It might be gone.
The recall order arrives mid-morning. Just a cold string of characters blinking on my comm: REDEPLOYMENT TO RHAVADAZ — IMMEDIATE. No pleasantries. No room to argue.
I hold Garma tighter when I read it. The boy’s warm in my arms, still sticky from breakfast, his fingers curled around the collar of my sleep shirt. He’s making those little humming noises he does when he’s drifting back toward sleep. I want to freeze this moment. But the universe doesn’t give a damn what I want.
My feet move before I think—habit now. The bag. His shoes. The emergency capsule key I keep in the drawer. I pack without speaking. No tears. Just precision. Just the rhythm of someone trained to move when the call comes. Even when everything inside me is unraveling.
The door across the courtyard is dark. Naull’s room. Quiet. Empty. I know he’s gone before I check. But I check anyway.
A single piece of paper sits on his console. No envelope. Just thick stock, folded once.
“I need to breathe.”
That's it.
Three words. He left three words and nothing else. No goodbye. No explanation. Just silence, like he’s slipped into a void and sealed the hatch behind him. Coward.
I grip the note until the edge cuts my palm. The pain sharpens me. Clears the ache from my throat.
Garma stirs. I force my voice calm.
Come on, little one. Time to move.
We walk the corridors like ghosts. I see other officers, old instructors, students with half-formed opinions and full eyes. They whisper.
“She’s going back?”
“With a child?”
“She was Naull’s partner, right?”
I ignore them. Every step echoes in the sterile white hallways. The weight of the war hasn’t lifted—it’s just taken new shape.
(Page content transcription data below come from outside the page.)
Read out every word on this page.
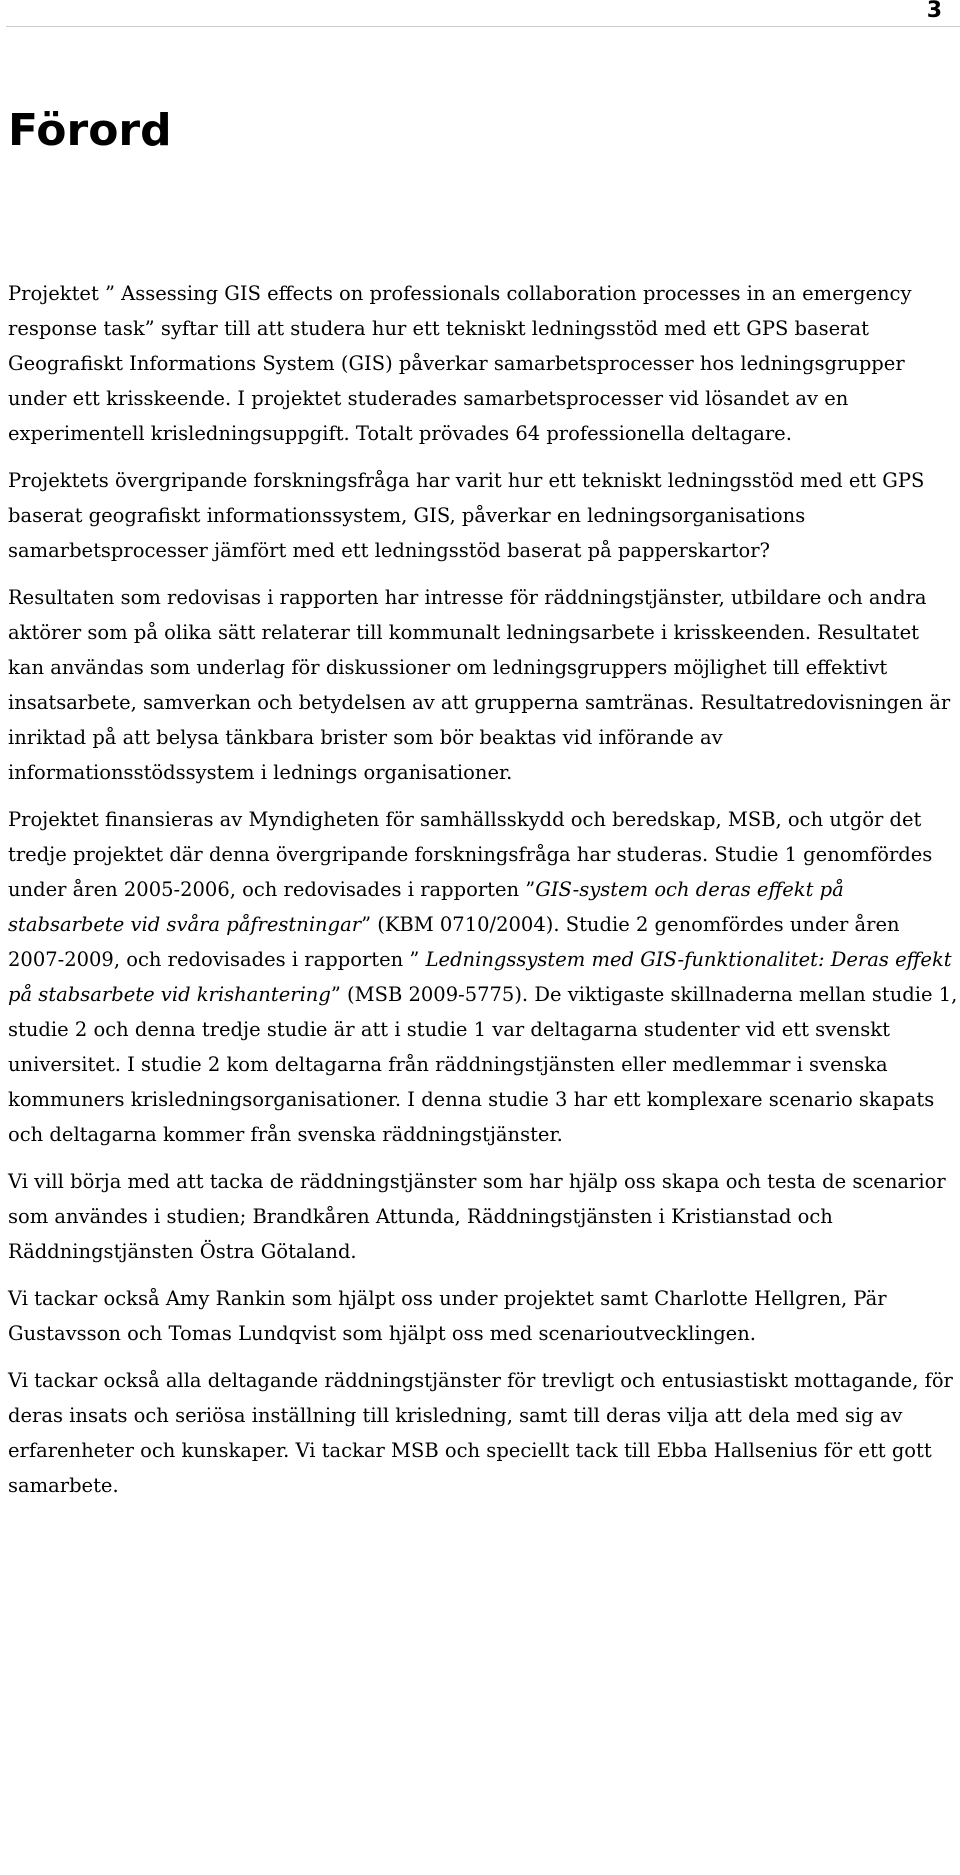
3
Förord

Projektet ” Assessing GIS effects on professionals collaboration processes in an emergency response task” syftar till att studera hur ett tekniskt ledningsstöd med ett GPS baserat Geografiskt Informations System (GIS) påverkar samarbetsprocesser hos ledningsgrupper under ett krisskeende. I projektet studerades samarbetsprocesser vid lösandet av en experimentell krisledningsuppgift. Totalt prövades 64 professionella deltagare.

Projektets övergripande forskningsfråga har varit hur ett tekniskt ledningsstöd med ett GPS baserat geografiskt informationssystem, GIS, påverkar en ledningsorganisations samarbetsprocesser jämfört med ett ledningsstöd baserat på papperskartor?

Resultaten som redovisas i rapporten har intresse för räddningstjänster, utbildare och andra aktörer som på olika sätt relaterar till kommunalt ledningsarbete i krisskeenden. Resultatet kan användas som underlag för diskussioner om ledningsgruppers möjlighet till effektivt insatsarbete, samverkan och betydelsen av att grupperna samtränas. Resultatredovisningen är inriktad på att belysa tänkbara brister som bör beaktas vid införande av informationsstödssystem i lednings organisationer.

Projektet finansieras av Myndigheten för samhällsskydd och beredskap, MSB, och utgör det tredje projektet där denna övergripande forskningsfråga har studeras. Studie 1 genomfördes under åren 2005-2006, och redovisades i rapporten ”GIS-system och deras effekt på stabsarbete vid svåra påfrestningar” (KBM 0710/2004). Studie 2 genomfördes under åren 2007-2009, och redovisades i rapporten ” Ledningssystem med GIS-funktionalitet: Deras effekt på stabsarbete vid krishantering” (MSB 2009-5775). De viktigaste skillnaderna mellan studie 1, studie 2 och denna tredje studie är att i studie 1 var deltagarna studenter vid ett svenskt universitet. I studie 2 kom deltagarna från räddningstjänsten eller medlemmar i svenska kommuners krisledningsorganisationer. I denna studie 3 har ett komplexare scenario skapats och deltagarna kommer från svenska räddningstjänster.

Vi vill börja med att tacka de räddningstjänster som har hjälp oss skapa och testa de scenarior som användes i studien; Brandkåren Attunda, Räddningstjänsten i Kristianstad och Räddningstjänsten Östra Götaland.

Vi tackar också Amy Rankin som hjälpt oss under projektet samt Charlotte Hellgren, Pär Gustavsson och Tomas Lundqvist som hjälpt oss med scenarioutvecklingen.

Vi tackar också alla deltagande räddningstjänster för trevligt och entusiastiskt mottagande, för deras insats och seriösa inställning till krisledning, samt till deras vilja att dela med sig av erfarenheter och kunskaper. Vi tackar MSB och speciellt tack till Ebba Hallsenius för ett gott samarbete.
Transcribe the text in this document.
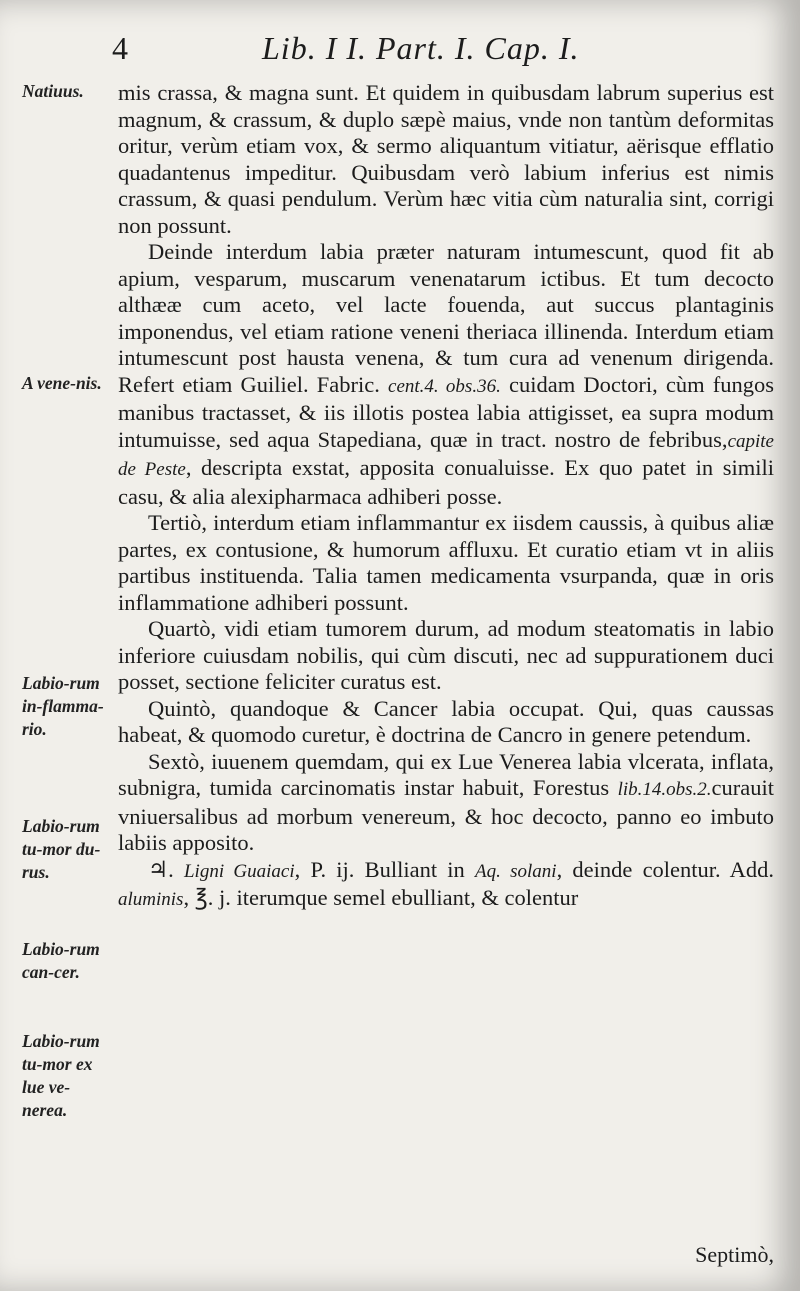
4	Lib. I I. Part. I. Cap. I.
Natiuus.
A vene-nis.
Labio-rum in-flamma-rio.
Labio-rum tu-mor du-rus.
Labio-rum can-cer.
Labio-rum tu-mor ex lue ve-nerea.

mis crassa, & magna sunt. Et quidem in quibusdam labrum superius est magnum, & crassum, & duplo sæpè maius, vnde non tantùm deformitas oritur, verùm etiam vox, & sermo aliquantum vitiatur, aërisque efflatio quadantenus impeditur. Quibusdam verò labium inferius est nimis crassum, & quasi pendulum. Verùm hæc vitia cùm naturalia sint, corrigi non possunt.

Deinde interdum labia præter naturam intumescunt, quod fit ab apium, vesparum, muscarum venenatarum ictibus. Et tum decocto althææ cum aceto, vel lacte fouenda, aut succus plantaginis imponendus, vel etiam ratione veneni theriaca illinenda. Interdum etiam intumescunt post hausta venena, & tum cura ad venenum dirigenda. Refert etiam Guiliel. Fabric. cent.4. obs.36. cuidam Doctori, cùm fungos manibus tractasset, & iis illotis postea labia attigisset, ea supra modum intumuisse, sed aqua Stapediana, quæ in tract. nostro de febribus,capite de Peste, descripta exstat, apposita conualuisse. Ex quo patet in simili casu, & alia alexipharmaca adhiberi posse.

Tertiò, interdum etiam inflammantur ex iisdem caussis, à quibus aliæ partes, ex contusione, & humorum affluxu. Et curatio etiam vt in aliis partibus instituenda. Talia tamen medicamenta vsurpanda, quæ in oris inflammatione adhiberi possunt.

Quartò, vidi etiam tumorem durum, ad modum steatomatis in labio inferiore cuiusdam nobilis, qui cùm discuti, nec ad suppurationem duci posset, sectione feliciter curatus est.

Quintò, quandoque & Cancer labia occupat. Qui, quas caussas habeat, & quomodo curetur, è doctrina de Cancro in genere petendum.

Sextò, iuuenem quemdam, qui ex Lue Venerea labia vlcerata, inflata, subnigra, tumida carcinomatis instar habuit, Forestus lib.14.obs.2.curauit vniuersalibus ad morbum venereum, & hoc decocto, panno eo imbuto labiis apposito.

♃. Ligni Guaiaci, P. ij. Bulliant in Aq. solani, deinde colentur. Add. aluminis, ℥. j. iterumque semel ebulliant, & colentur

Septimò,
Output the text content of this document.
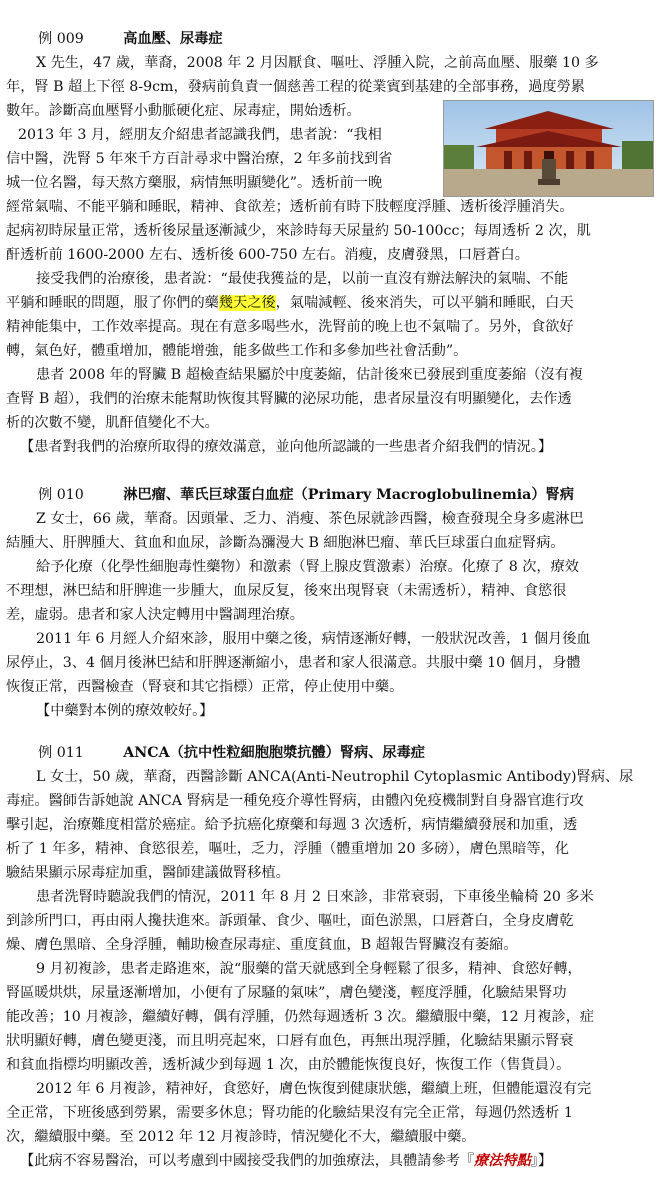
例 009	高血壓、尿毒症
X 先生，47 歲，華裔，2008 年 2 月因厭食、嘔吐、浮腫入院，之前高血壓、服藥 10 多
年，腎 B 超上下徑 8-9cm，發病前負責一個慈善工程的從業賓到基建的全部事務，過度勞累
數年。診斷高血壓腎小動脈硬化症、尿毒症，開始透析。
2013 年 3 月，經朋友介紹患者認識我們，患者說：“我相
信中醫，洗腎 5 年來千方百計尋求中醫治療，2 年多前找到省
城一位名醫，每天熬方藥服，病情無明顯變化”。透析前一晚
經常氣喘、不能平躺和睡眠，精神、食欲差；透析前有時下肢輕度浮腫、透析後浮腫消失。
起病初時尿量正常，透析後尿量逐漸減少，來診時每天尿量約 50-100cc；每周透析 2 次，肌
酐透析前 1600-2000 左右、透析後 600-750 左右。消瘦，皮膚發黑，口唇蒼白。
接受我們的治療後，患者說：“最使我獲益的是，以前一直沒有辦法解決的氣喘、不能
平躺和睡眠的問題，服了你們的藥幾天之後，氣喘減輕、後來消失，可以平躺和睡眠，白天
精神能集中，工作效率提高。現在有意多喝些水，洗腎前的晚上也不氣喘了。另外，食欲好
轉，氣色好，體重增加，體能增強，能多做些工作和多參加些社會活動”。
患者 2008 年的腎臟 B 超檢查結果屬於中度萎縮，估計後來已發展到重度萎縮（沒有複
查腎 B 超），我們的治療未能幫助恢復其腎臟的泌尿功能，患者尿量沒有明顯變化，去作透
析的次數不變，肌酐值變化不大。
【患者對我們的治療所取得的療效滿意，並向他所認識的一些患者介紹我們的情況。】
例 010	淋巴瘤、華氏巨球蛋白血症（Primary Macroglobulinemia）腎病
Z 女士，66 歲，華裔。因頭暈、乏力、消瘦、茶色尿就診西醫，檢查發現全身多處淋巴
結腫大、肝脾腫大、貧血和血尿，診斷為瀰漫大 B 細胞淋巴瘤、華氏巨球蛋白血症腎病。
給予化療（化學性細胞毒性藥物）和激素（腎上腺皮質激素）治療。化療了 8 次，療效
不理想，淋巴結和肝脾進一步腫大，血尿反复，後來出現腎衰（未需透析），精神、食慾很
差，虛弱。患者和家人決定轉用中醫調理治療。
2011 年 6 月經人介紹來診，服用中藥之後，病情逐漸好轉，一般狀況改善，1 個月後血
尿停止，3、4 個月後淋巴結和肝脾逐漸縮小，患者和家人很滿意。共服中藥 10 個月，身體
恢復正常，西醫檢查（腎衰和其它指標）正常，停止使用中藥。
【中藥對本例的療效較好。】
例 011	ANCA（抗中性粒細胞胞漿抗體）腎病、尿毒症
L 女士，50 歲，華裔，西醫診斷 ANCA(Anti-Neutrophil Cytoplasmic Antibody)腎病、尿
毒症。醫師告訴她說 ANCA 腎病是一種免疫介導性腎病，由體內免疫機制對自身器官進行攻
擊引起，治療難度相當於癌症。給予抗癌化療藥和每週 3 次透析，病情繼續發展和加重，透
析了 1 年多，精神、食慾很差，嘔吐，乏力，浮腫（體重增加 20 多磅），膚色黑暗等，化
驗結果顯示尿毒症加重，醫師建議做腎移植。
患者洗腎時聽說我們的情況，2011 年 8 月 2 日來診，非常衰弱，下車後坐輪椅 20 多米
到診所門口，再由兩人攙扶進來。訴頭暈、食少、嘔吐，面色淤黑，口唇蒼白，全身皮膚乾
燥、膚色黑暗、全身浮腫，輔助檢查尿毒症、重度貧血，B 超報告腎臟沒有萎縮。
9 月初複診，患者走路進來，說“服藥的當天就感到全身輕鬆了很多，精神、食慾好轉，
腎區暖烘烘，尿量逐漸增加，小便有了尿騷的氣味”，膚色變淺，輕度浮腫，化驗結果腎功
能改善；10 月複診，繼續好轉，偶有浮腫，仍然每週透析 3 次。繼續服中藥，12 月複診，症
狀明顯好轉，膚色變更淺，而且明亮起來，口唇有血色，再無出現浮腫，化驗結果顯示腎衰
和貧血指標均明顯改善，透析減少到每週 1 次，由於體能恢復良好，恢復工作（售貨員）。
2012 年 6 月複診，精神好，食慾好，膚色恢復到健康狀態，繼續上班，但體能還沒有完
全正常，下班後感到勞累，需要多休息；腎功能的化驗結果沒有完全正常，每週仍然透析 1
次，繼續服中藥。至 2012 年 12 月複診時，情況變化不大，繼續服中藥。
【此病不容易醫治，可以考慮到中國接受我們的加強療法，具體請參考『療法特點』】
At the logistics hub, I sign the release forms. My fingers tremble just once when I enter Garma’s name into the off-world dependent list. I see the officer on the other side of the desk glance up.
You sure you want to do this?
Yes.
You know what’s happening on Rhavadaz, right? Spectra’s involved.
I know.
He’s just a baby.
He’smine.
The words snap sharper than I intend. But he doesn’t push. Just hands me the datachip and looks away.
Back at the apartment, Garma plays with a nesting drone core—deactivated, but still humming from his touch. I crouch beside him and trace a thumb over his cheek.
You okay if I mess everything up?
He babbles, slaps the floor with his palms. Innocent. Powerful. Whole.
I pack his tiny boots. His sleep blanket. The teether he refuses to let go of even when he sleeps. I fold each one with care. I sit by his crib while he naps and stare out the window.
The sky is clouded. Gray and sharp like old bruises.